First  Previous  2-3 of 3  Next  Last 
Reply
 Message 2 of 3 in Discussion 
From: XtraMSN NicknamefemfreeSent: 12/08/2008 11:29 p.m.
Congratulations Kadee on your stellar ability to analyze this situation and see if from it's many angles. You are very good at this.
 
I know it's difficult to entirely leave the situation - at least mentally. We seem to need to be prepared for any surprise ambush the Ns can throw at us.
 
Depending on the age of your daughter, I can only say that you only need to tell her that long ago you made the decision to totally minimize any contact.

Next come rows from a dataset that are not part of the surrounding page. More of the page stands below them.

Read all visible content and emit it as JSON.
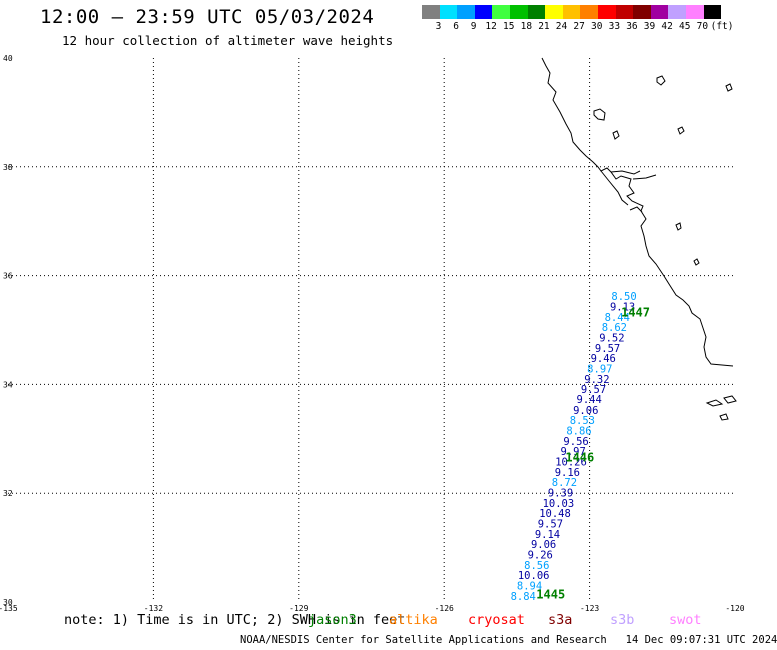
{
  "header": {
    "title": "12:00 – 23:59 UTC 05/03/2024",
    "subtitle": "12 hour collection of altimeter wave heights"
  },
  "legend": {
    "unit": "(ft)",
    "colors": [
      "#808080",
      "#00e0ff",
      "#00a0ff",
      "#0000ff",
      "#40ff40",
      "#00c000",
      "#008000",
      "#ffff00",
      "#ffc000",
      "#ff8000",
      "#ff0000",
      "#c00000",
      "#800000",
      "#a000a0",
      "#c0a0ff",
      "#ff80ff",
      "#000000"
    ],
    "labels": [
      "3",
      "6",
      "9",
      "12",
      "15",
      "18",
      "21",
      "24",
      "27",
      "30",
      "33",
      "36",
      "39",
      "42",
      "45",
      "70"
    ]
  },
  "map": {
    "lon_range": [
      -135,
      -120
    ],
    "lat_range": [
      30,
      40
    ],
    "lat_ticks": [
      "40",
      "38",
      "36",
      "34",
      "32",
      "30"
    ],
    "lon_ticks": [
      "-135",
      "-132",
      "-129",
      "-126",
      "-123",
      "-120"
    ],
    "gridlines": "dotted"
  },
  "track": {
    "passes": [
      {
        "label": "1447",
        "lon": -122.35,
        "lat": 35.25
      },
      {
        "label": "1446",
        "lon": -123.5,
        "lat": 32.58
      },
      {
        "label": "1445",
        "lon": -124.1,
        "lat": 30.06
      }
    ],
    "swh": [
      {
        "value": "8.50",
        "color": "#00a0ff",
        "lon": -122.55,
        "lat": 35.55
      },
      {
        "value": "9.13",
        "color": "#0000a0",
        "lon": -122.58,
        "lat": 35.36
      },
      {
        "value": "8.44",
        "color": "#00a0ff",
        "lon": -122.69,
        "lat": 35.17
      },
      {
        "value": "8.62",
        "color": "#00a0ff",
        "lon": -122.75,
        "lat": 34.98
      },
      {
        "value": "9.52",
        "color": "#0000a0",
        "lon": -122.8,
        "lat": 34.79
      },
      {
        "value": "9.57",
        "color": "#0000a0",
        "lon": -122.89,
        "lat": 34.6
      },
      {
        "value": "9.46",
        "color": "#0000a0",
        "lon": -122.98,
        "lat": 34.41
      },
      {
        "value": "8.97",
        "color": "#00a0ff",
        "lon": -123.05,
        "lat": 34.22
      },
      {
        "value": "9.32",
        "color": "#0000a0",
        "lon": -123.11,
        "lat": 34.03
      },
      {
        "value": "9.57",
        "color": "#0000a0",
        "lon": -123.18,
        "lat": 33.84
      },
      {
        "value": "9.44",
        "color": "#0000a0",
        "lon": -123.27,
        "lat": 33.66
      },
      {
        "value": "9.06",
        "color": "#0000a0",
        "lon": -123.34,
        "lat": 33.46
      },
      {
        "value": "8.53",
        "color": "#00a0ff",
        "lon": -123.41,
        "lat": 33.27
      },
      {
        "value": "8.86",
        "color": "#00a0ff",
        "lon": -123.48,
        "lat": 33.08
      },
      {
        "value": "9.56",
        "color": "#0000a0",
        "lon": -123.54,
        "lat": 32.89
      },
      {
        "value": "9.97",
        "color": "#0000a0",
        "lon": -123.6,
        "lat": 32.7
      },
      {
        "value": "10.26",
        "color": "#0000a0",
        "lon": -123.71,
        "lat": 32.51
      },
      {
        "value": "9.16",
        "color": "#0000a0",
        "lon": -123.72,
        "lat": 32.32
      },
      {
        "value": "8.72",
        "color": "#00a0ff",
        "lon": -123.78,
        "lat": 32.13
      },
      {
        "value": "9.39",
        "color": "#0000a0",
        "lon": -123.86,
        "lat": 31.94
      },
      {
        "value": "10.03",
        "color": "#0000a0",
        "lon": -123.97,
        "lat": 31.75
      },
      {
        "value": "10.48",
        "color": "#0000a0",
        "lon": -124.04,
        "lat": 31.56
      },
      {
        "value": "9.57",
        "color": "#0000a0",
        "lon": -124.07,
        "lat": 31.37
      },
      {
        "value": "9.14",
        "color": "#0000a0",
        "lon": -124.13,
        "lat": 31.18
      },
      {
        "value": "9.06",
        "color": "#0000a0",
        "lon": -124.21,
        "lat": 30.99
      },
      {
        "value": "9.26",
        "color": "#0000a0",
        "lon": -124.28,
        "lat": 30.8
      },
      {
        "value": "8.56",
        "color": "#00a0ff",
        "lon": -124.35,
        "lat": 30.61
      },
      {
        "value": "10.06",
        "color": "#0000a0",
        "lon": -124.48,
        "lat": 30.42
      },
      {
        "value": "8.94",
        "color": "#00a0ff",
        "lon": -124.5,
        "lat": 30.23
      },
      {
        "value": "8.84",
        "color": "#00a0ff",
        "lon": -124.63,
        "lat": 30.04
      }
    ]
  },
  "footer": {
    "note": "note: 1) Time is in UTC; 2) SWH is in feet",
    "satellites": [
      {
        "name": "jason3",
        "color": "#008000"
      },
      {
        "name": "altika",
        "color": "#ff8000"
      },
      {
        "name": "cryosat",
        "color": "#ff0000"
      },
      {
        "name": "s3a",
        "color": "#800000"
      },
      {
        "name": "s3b",
        "color": "#c0a0ff"
      },
      {
        "name": "swot",
        "color": "#ff80ff"
      }
    ],
    "credit": "NOAA/NESDIS Center for Satellite Applications and Research",
    "timestamp": "14 Dec 09:07:31 UTC 2024"
  }
}
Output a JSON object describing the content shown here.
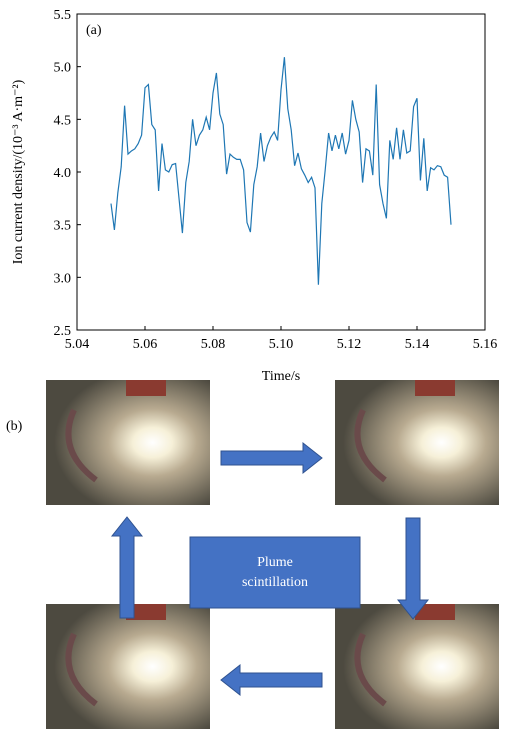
{
  "chart_data": {
    "type": "line",
    "title": "(a)",
    "x_label": "Time/s",
    "y_label": "Ion current density/(10⁻³ A·m⁻²)",
    "x": [
      5.05,
      5.051,
      5.052,
      5.053,
      5.054,
      5.055,
      5.056,
      5.057,
      5.058,
      5.059,
      5.06,
      5.061,
      5.062,
      5.063,
      5.064,
      5.065,
      5.066,
      5.067,
      5.068,
      5.069,
      5.07,
      5.071,
      5.072,
      5.073,
      5.074,
      5.075,
      5.076,
      5.077,
      5.078,
      5.079,
      5.08,
      5.081,
      5.082,
      5.083,
      5.084,
      5.085,
      5.086,
      5.087,
      5.088,
      5.089,
      5.09,
      5.091,
      5.092,
      5.093,
      5.094,
      5.095,
      5.096,
      5.097,
      5.098,
      5.099,
      5.1,
      5.101,
      5.102,
      5.103,
      5.104,
      5.105,
      5.106,
      5.107,
      5.108,
      5.109,
      5.11,
      5.111,
      5.112,
      5.113,
      5.114,
      5.115,
      5.116,
      5.117,
      5.118,
      5.119,
      5.12,
      5.121,
      5.122,
      5.123,
      5.124,
      5.125,
      5.126,
      5.127,
      5.128,
      5.129,
      5.13,
      5.131,
      5.132,
      5.133,
      5.134,
      5.135,
      5.136,
      5.137,
      5.138,
      5.139,
      5.14,
      5.141,
      5.142,
      5.143,
      5.144,
      5.145,
      5.146,
      5.147,
      5.148,
      5.149,
      5.15
    ],
    "series": [
      {
        "color": "#1f77b4",
        "values": [
          3.7,
          3.45,
          3.8,
          4.05,
          4.63,
          4.17,
          4.2,
          4.22,
          4.27,
          4.35,
          4.8,
          4.83,
          4.45,
          4.4,
          3.82,
          4.27,
          4.02,
          4.0,
          4.07,
          4.08,
          3.75,
          3.42,
          3.9,
          4.1,
          4.5,
          4.25,
          4.35,
          4.4,
          4.52,
          4.4,
          4.75,
          4.94,
          4.55,
          4.45,
          3.98,
          4.17,
          4.14,
          4.12,
          4.12,
          4.02,
          3.52,
          3.43,
          3.88,
          4.05,
          4.37,
          4.1,
          4.25,
          4.33,
          4.38,
          4.3,
          4.78,
          5.09,
          4.6,
          4.4,
          4.06,
          4.18,
          4.03,
          3.97,
          3.9,
          3.95,
          3.85,
          2.93,
          3.7,
          4.02,
          4.37,
          4.2,
          4.35,
          4.22,
          4.37,
          4.17,
          4.3,
          4.68,
          4.5,
          4.38,
          3.9,
          4.22,
          4.2,
          3.97,
          4.83,
          3.88,
          3.7,
          3.56,
          4.3,
          4.12,
          4.42,
          4.12,
          4.4,
          4.18,
          4.2,
          4.62,
          4.7,
          3.92,
          4.32,
          3.82,
          4.04,
          4.02,
          4.06,
          4.05,
          3.97,
          3.95,
          3.5
        ]
      }
    ],
    "xlim": [
      5.04,
      5.16
    ],
    "ylim": [
      2.5,
      5.5
    ],
    "xticks": [
      {
        "value": 5.04,
        "label": "5.04"
      },
      {
        "value": 5.06,
        "label": "5.06"
      },
      {
        "value": 5.08,
        "label": "5.08"
      },
      {
        "value": 5.1,
        "label": "5.10"
      },
      {
        "value": 5.12,
        "label": "5.12"
      },
      {
        "value": 5.14,
        "label": "5.14"
      },
      {
        "value": 5.16,
        "label": "5.16"
      }
    ],
    "yticks": [
      2.5,
      {
        "value": 3.0,
        "label": "3.0"
      },
      3.5,
      {
        "value": 4.0,
        "label": "4.0"
      },
      4.5,
      {
        "value": 5.0,
        "label": "5.0"
      },
      5.5
    ]
  },
  "diagram": {
    "label": "(b)",
    "center_text": [
      "Plume",
      "scintillation"
    ]
  }
}
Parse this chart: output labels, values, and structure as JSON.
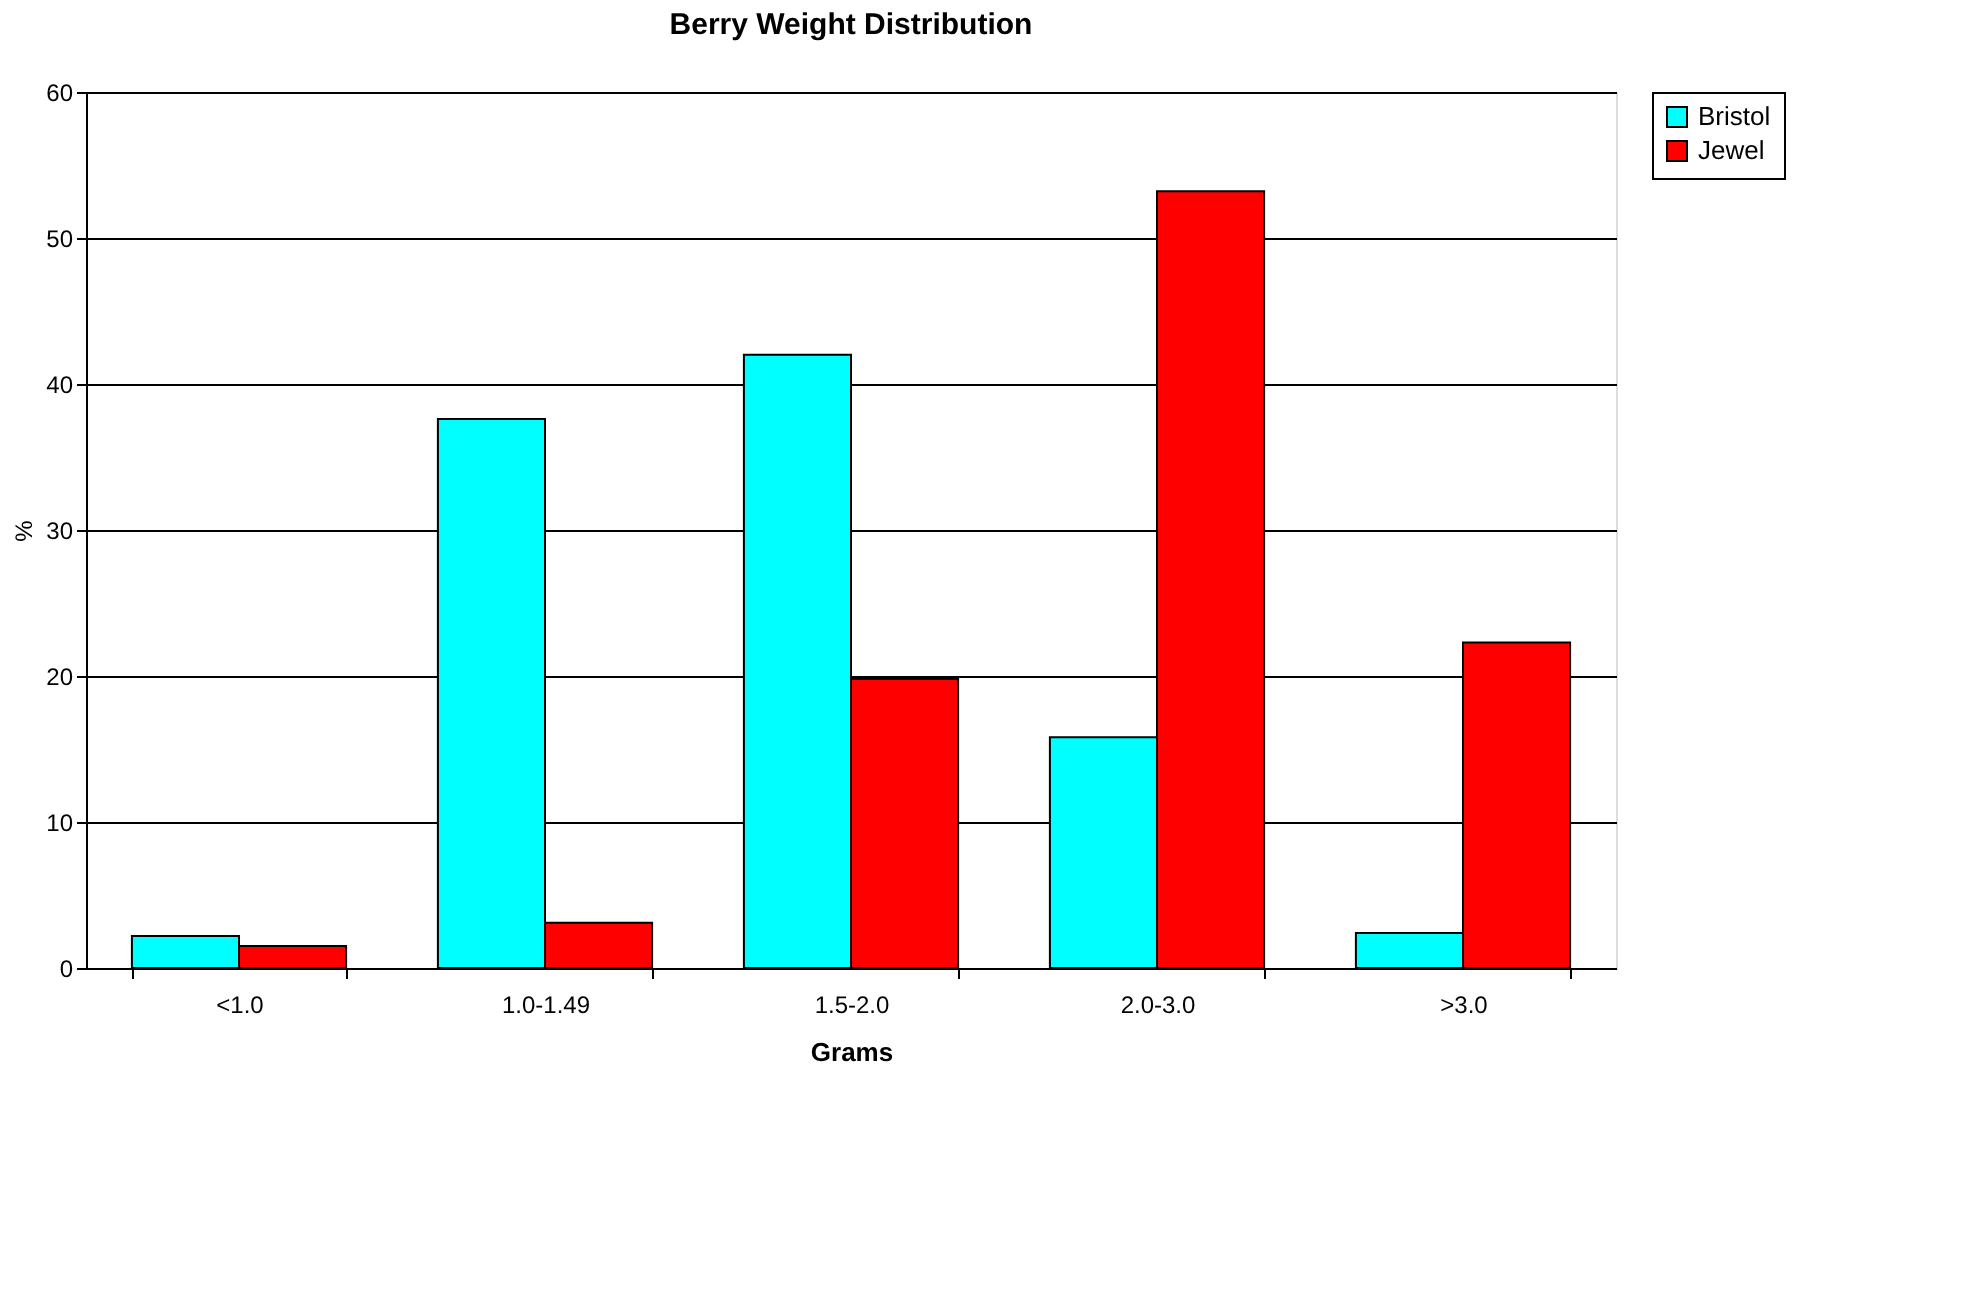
{
  "chart_data": {
    "type": "bar",
    "title": "Berry Weight Distribution",
    "xlabel": "Grams",
    "ylabel": "%",
    "categories": [
      "<1.0",
      "1.0-1.49",
      "1.5-2.0",
      "2.0-3.0",
      ">3.0"
    ],
    "series": [
      {
        "name": "Bristol",
        "color": "#00ffff",
        "values": [
          2.2,
          37.6,
          42.0,
          15.8,
          2.4
        ]
      },
      {
        "name": "Jewel",
        "color": "#ff0000",
        "values": [
          1.5,
          3.1,
          19.8,
          53.2,
          22.3
        ]
      }
    ],
    "ylim": [
      0,
      60
    ],
    "yticks": [
      0,
      10,
      20,
      30,
      40,
      50,
      60
    ],
    "grid": "y",
    "legend": "right"
  }
}
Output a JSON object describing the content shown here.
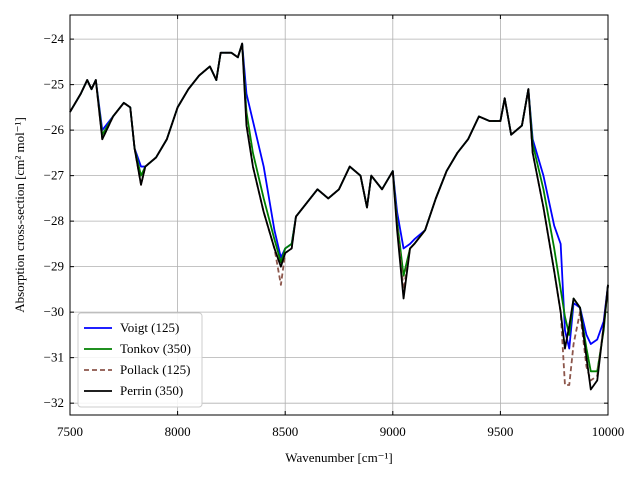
{
  "chart_data": {
    "type": "line",
    "xlabel": "Wavenumber [cm⁻¹]",
    "ylabel": "Absorption cross-section [cm² mol⁻¹]",
    "x": [
      7500,
      7550,
      7580,
      7600,
      7620,
      7650,
      7700,
      7750,
      7780,
      7800,
      7830,
      7850,
      7900,
      7950,
      8000,
      8050,
      8100,
      8150,
      8180,
      8200,
      8250,
      8280,
      8300,
      8320,
      8350,
      8400,
      8450,
      8480,
      8500,
      8530,
      8550,
      8600,
      8650,
      8700,
      8750,
      8800,
      8850,
      8880,
      8900,
      8950,
      9000,
      9020,
      9050,
      9080,
      9100,
      9150,
      9200,
      9250,
      9300,
      9350,
      9400,
      9450,
      9500,
      9520,
      9550,
      9600,
      9630,
      9650,
      9700,
      9750,
      9780,
      9800,
      9820,
      9840,
      9870,
      9900,
      9920,
      9950,
      9980,
      10000
    ],
    "series": [
      {
        "name": "Voigt (125)",
        "color": "#0000ff",
        "dash": false,
        "values": [
          -25.6,
          -25.2,
          -24.9,
          -25.1,
          -24.9,
          -26.0,
          -25.7,
          -25.4,
          -25.5,
          -26.4,
          -26.8,
          -26.8,
          -26.6,
          -26.2,
          -25.5,
          -25.1,
          -24.8,
          -24.6,
          -24.9,
          -24.3,
          -24.3,
          -24.4,
          -24.1,
          -25.2,
          -25.8,
          -26.8,
          -28.2,
          -28.8,
          -28.6,
          -28.5,
          -27.9,
          -27.6,
          -27.3,
          -27.5,
          -27.3,
          -26.8,
          -27.0,
          -27.7,
          -27.0,
          -27.3,
          -26.9,
          -27.8,
          -28.6,
          -28.5,
          -28.4,
          -28.2,
          -27.5,
          -26.9,
          -26.5,
          -26.2,
          -25.7,
          -25.8,
          -25.8,
          -25.3,
          -26.1,
          -25.9,
          -25.1,
          -26.2,
          -27.0,
          -28.1,
          -28.5,
          -30.4,
          -30.8,
          -29.8,
          -29.9,
          -30.5,
          -30.7,
          -30.6,
          -30.2,
          -29.4
        ]
      },
      {
        "name": "Tonkov (350)",
        "color": "#008000",
        "dash": false,
        "values": [
          -25.6,
          -25.2,
          -24.9,
          -25.1,
          -24.9,
          -26.1,
          -25.7,
          -25.4,
          -25.5,
          -26.4,
          -27.0,
          -26.8,
          -26.6,
          -26.2,
          -25.5,
          -25.1,
          -24.8,
          -24.6,
          -24.9,
          -24.3,
          -24.3,
          -24.4,
          -24.1,
          -25.6,
          -26.5,
          -27.5,
          -28.4,
          -28.9,
          -28.6,
          -28.5,
          -27.9,
          -27.6,
          -27.3,
          -27.5,
          -27.3,
          -26.8,
          -27.0,
          -27.7,
          -27.0,
          -27.3,
          -26.9,
          -28.0,
          -29.2,
          -28.6,
          -28.5,
          -28.2,
          -27.5,
          -26.9,
          -26.5,
          -26.2,
          -25.7,
          -25.8,
          -25.8,
          -25.3,
          -26.1,
          -25.9,
          -25.1,
          -26.3,
          -27.3,
          -28.6,
          -29.5,
          -30.1,
          -30.5,
          -29.7,
          -29.9,
          -30.8,
          -31.3,
          -31.3,
          -30.4,
          -29.4
        ]
      },
      {
        "name": "Pollack (125)",
        "color": "#8c564b",
        "dash": true,
        "values": [
          -25.6,
          -25.2,
          -24.9,
          -25.1,
          -24.9,
          -26.2,
          -25.7,
          -25.4,
          -25.5,
          -26.4,
          -27.2,
          -26.8,
          -26.6,
          -26.2,
          -25.5,
          -25.1,
          -24.8,
          -24.6,
          -24.9,
          -24.3,
          -24.3,
          -24.4,
          -24.1,
          -25.8,
          -26.8,
          -27.8,
          -28.6,
          -29.4,
          -28.7,
          -28.6,
          -27.9,
          -27.6,
          -27.3,
          -27.5,
          -27.3,
          -26.8,
          -27.0,
          -27.7,
          -27.0,
          -27.3,
          -26.9,
          -28.1,
          -29.5,
          -28.6,
          -28.5,
          -28.2,
          -27.5,
          -26.9,
          -26.5,
          -26.2,
          -25.7,
          -25.8,
          -25.8,
          -25.3,
          -26.1,
          -25.9,
          -25.1,
          -26.5,
          -27.7,
          -29.1,
          -30.0,
          -31.6,
          -31.6,
          -30.7,
          -30.0,
          -31.2,
          -31.5,
          -31.4,
          -30.3,
          -29.4
        ]
      },
      {
        "name": "Perrin (350)",
        "color": "#000000",
        "dash": false,
        "values": [
          -25.6,
          -25.2,
          -24.9,
          -25.1,
          -24.9,
          -26.2,
          -25.7,
          -25.4,
          -25.5,
          -26.4,
          -27.2,
          -26.8,
          -26.6,
          -26.2,
          -25.5,
          -25.1,
          -24.8,
          -24.6,
          -24.9,
          -24.3,
          -24.3,
          -24.4,
          -24.1,
          -25.9,
          -26.8,
          -27.8,
          -28.6,
          -29.0,
          -28.7,
          -28.6,
          -27.9,
          -27.6,
          -27.3,
          -27.5,
          -27.3,
          -26.8,
          -27.0,
          -27.7,
          -27.0,
          -27.3,
          -26.9,
          -28.2,
          -29.7,
          -28.6,
          -28.5,
          -28.2,
          -27.5,
          -26.9,
          -26.5,
          -26.2,
          -25.7,
          -25.8,
          -25.8,
          -25.3,
          -26.1,
          -25.9,
          -25.1,
          -26.5,
          -27.7,
          -29.1,
          -30.0,
          -30.8,
          -30.3,
          -29.7,
          -29.9,
          -31.0,
          -31.7,
          -31.5,
          -30.3,
          -29.4
        ]
      }
    ],
    "xlim": [
      7500,
      10000
    ],
    "xticks": [
      7500,
      8000,
      8500,
      9000,
      9500,
      10000
    ],
    "ylim": [
      -32.26,
      -23.47
    ],
    "yticks": [
      {
        "value": -32,
        "label": "−32"
      },
      {
        "value": -31,
        "label": "−31"
      },
      {
        "value": -30,
        "label": "−30"
      },
      {
        "value": -29,
        "label": "−29"
      },
      {
        "value": -28,
        "label": "−28"
      },
      {
        "value": -27,
        "label": "−27"
      },
      {
        "value": -26,
        "label": "−26"
      },
      {
        "value": -25,
        "label": "−25"
      },
      {
        "value": -24,
        "label": "−24"
      }
    ],
    "grid": true,
    "legend": "lower left"
  }
}
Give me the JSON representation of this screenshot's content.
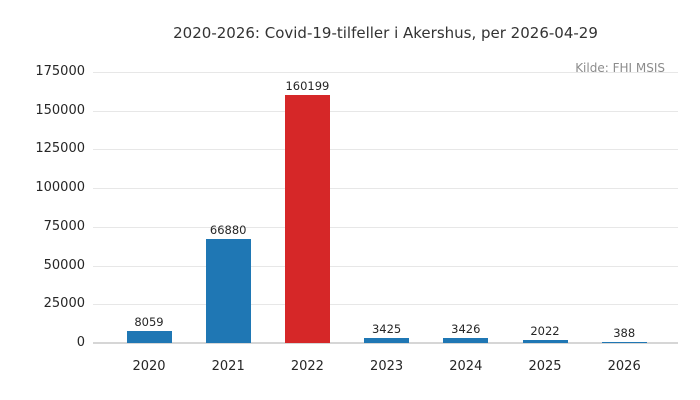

It may be that in future, at family functions (weddings/funerals etc) that you both will run into him.
 
I'm glad that your family is functioning normally and it's your ability to detach from the Ndad that is the catalyst for this happening.
 
There are some people we need to avoid. Your dad is one of them.
 
Well done
femfree
 
 
 

Reply
 Message 3 of 3 in Discussion 
From: XtraMSN NicknameKadee0601Sent: 13/08/2008 3:19 a.m.
Thank you so much for your thoughts.  I can't tell you how nice it feels to have  level-headed support.  I appreciate you taking the time.